The fallout began almost immediately. The O’Boyles were required to report any “adverse events” to their mortgage lender, which promptly canceled the loan for their dream home near Stafford. They were $30,000 in debt for moving costs the FBI was supposed to cover as part of O’Boyle’s new job. No payment was forthcoming.
And now — with Wisconsin’s fall weather soon to give way to the brutish Midwest winter — they were homeless. The family’s clothing and belongings were in storage in Virginia. The FBI would not allow the O’Boyles to retrieve their things — even the children’s clothing. By the end of 2022, O’Boyle’s FBI salary would be cut off. What could be worse?
A Wisconsin relative offered the use of a recreational vehicle — a motor home — as a respite for the family of six. It was humble compared to their dream Virginia home, but it was a shelter. The O’Boyles gratefully accepted the offer. Their 3,400-square-foot home was traded for a Fleetwood RV Flair mobile home.
O’Boyle’s suspension came with its own set of rules. He was still an employee of the FBI, so he could not take another job or even look for temporary work to replace some of the lost income. This controversial policy has come under fire as a preemptive punishment.
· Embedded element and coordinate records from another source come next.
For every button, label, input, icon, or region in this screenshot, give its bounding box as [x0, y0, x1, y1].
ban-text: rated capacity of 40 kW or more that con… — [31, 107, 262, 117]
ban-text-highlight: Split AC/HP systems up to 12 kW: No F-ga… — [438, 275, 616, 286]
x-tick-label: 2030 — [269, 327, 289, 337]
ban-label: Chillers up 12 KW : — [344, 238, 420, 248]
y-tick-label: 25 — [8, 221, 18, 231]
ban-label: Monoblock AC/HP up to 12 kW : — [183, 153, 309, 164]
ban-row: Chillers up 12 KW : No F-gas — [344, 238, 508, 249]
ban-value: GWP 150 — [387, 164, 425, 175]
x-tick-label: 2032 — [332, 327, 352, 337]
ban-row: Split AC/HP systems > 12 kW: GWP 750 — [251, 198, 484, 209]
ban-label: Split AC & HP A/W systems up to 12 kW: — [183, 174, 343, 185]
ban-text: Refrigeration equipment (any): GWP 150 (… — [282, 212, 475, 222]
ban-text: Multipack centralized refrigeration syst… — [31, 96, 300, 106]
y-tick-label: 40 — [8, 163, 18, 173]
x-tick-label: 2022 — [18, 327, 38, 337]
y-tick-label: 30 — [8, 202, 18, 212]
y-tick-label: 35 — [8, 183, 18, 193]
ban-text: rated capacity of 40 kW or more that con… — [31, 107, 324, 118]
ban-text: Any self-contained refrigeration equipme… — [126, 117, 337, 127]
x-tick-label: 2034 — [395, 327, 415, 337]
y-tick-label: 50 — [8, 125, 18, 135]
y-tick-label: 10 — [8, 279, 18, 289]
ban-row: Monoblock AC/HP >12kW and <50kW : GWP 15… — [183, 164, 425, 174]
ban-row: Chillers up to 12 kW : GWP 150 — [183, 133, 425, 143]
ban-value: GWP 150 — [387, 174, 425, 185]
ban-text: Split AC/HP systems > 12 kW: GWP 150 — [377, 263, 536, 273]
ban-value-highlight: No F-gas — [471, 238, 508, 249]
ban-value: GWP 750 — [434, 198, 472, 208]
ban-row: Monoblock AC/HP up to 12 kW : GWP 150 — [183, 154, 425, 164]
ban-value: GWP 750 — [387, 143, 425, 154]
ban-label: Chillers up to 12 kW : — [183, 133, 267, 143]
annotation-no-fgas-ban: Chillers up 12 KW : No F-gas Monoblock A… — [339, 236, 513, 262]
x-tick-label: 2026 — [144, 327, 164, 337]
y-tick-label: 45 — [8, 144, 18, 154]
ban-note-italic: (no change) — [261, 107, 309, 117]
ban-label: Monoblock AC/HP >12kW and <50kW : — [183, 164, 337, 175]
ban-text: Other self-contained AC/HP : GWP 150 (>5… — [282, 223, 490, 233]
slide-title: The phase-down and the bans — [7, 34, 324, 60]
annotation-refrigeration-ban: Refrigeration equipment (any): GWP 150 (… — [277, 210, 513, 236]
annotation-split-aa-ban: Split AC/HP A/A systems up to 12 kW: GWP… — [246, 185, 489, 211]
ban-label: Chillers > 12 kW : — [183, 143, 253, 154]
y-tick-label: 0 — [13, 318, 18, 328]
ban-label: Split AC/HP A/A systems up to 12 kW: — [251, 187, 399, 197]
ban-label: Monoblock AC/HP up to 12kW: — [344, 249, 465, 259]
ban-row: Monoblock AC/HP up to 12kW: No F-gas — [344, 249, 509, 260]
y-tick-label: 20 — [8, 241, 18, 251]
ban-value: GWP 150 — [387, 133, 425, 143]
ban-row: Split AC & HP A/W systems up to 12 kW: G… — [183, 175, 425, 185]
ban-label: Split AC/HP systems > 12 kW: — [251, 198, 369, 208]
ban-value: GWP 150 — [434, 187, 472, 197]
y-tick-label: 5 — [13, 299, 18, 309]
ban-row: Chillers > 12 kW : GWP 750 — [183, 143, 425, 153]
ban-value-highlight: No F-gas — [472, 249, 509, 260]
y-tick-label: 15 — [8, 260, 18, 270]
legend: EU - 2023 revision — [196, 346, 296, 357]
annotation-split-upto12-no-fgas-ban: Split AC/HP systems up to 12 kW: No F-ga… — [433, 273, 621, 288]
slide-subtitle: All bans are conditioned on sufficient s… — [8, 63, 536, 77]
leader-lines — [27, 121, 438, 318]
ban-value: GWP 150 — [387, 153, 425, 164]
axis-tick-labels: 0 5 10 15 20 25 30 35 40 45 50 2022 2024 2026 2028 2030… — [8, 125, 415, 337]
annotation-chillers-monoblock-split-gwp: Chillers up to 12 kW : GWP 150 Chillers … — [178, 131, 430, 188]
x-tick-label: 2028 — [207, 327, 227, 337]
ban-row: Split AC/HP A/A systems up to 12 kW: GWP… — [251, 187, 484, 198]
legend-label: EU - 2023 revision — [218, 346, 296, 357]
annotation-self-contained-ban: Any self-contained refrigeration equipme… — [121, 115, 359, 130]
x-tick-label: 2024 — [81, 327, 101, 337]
According to the DOJ Office of Inspector General, the average time FBI employees spend without pay waiting for a case decision is 17.5 months.
In October 2022, the O’Boyles took the RV that served as their home on a camping trip to get away from the controversy for a bit. They had been scheduled to close on their Virginia home on Oct. 5. But the sorrow over it all followed them on the mini-vacation. Seven-year-old Gwen wanted to ride her bike at the campground, but it was stuck in storage in Virginia, and the FBI was refusing the family access.
While her cousins zoomed around the campground on their bikes, Gwen tried to keep up, but it just wasn’t the same. “Gwen came to me with tears in her eyes, and I asked what was wrong,” O’Boyle recalled. “Through deeper crying she asked, ‘Why won’t they let us have our bikes? I just want my bike.’"
“I told her I didn’t know why, gave her a hug, and rubbed her back,” he said.
Not long after, O’Boyle wandered alone into the woods and shed his own angry, bitter tears.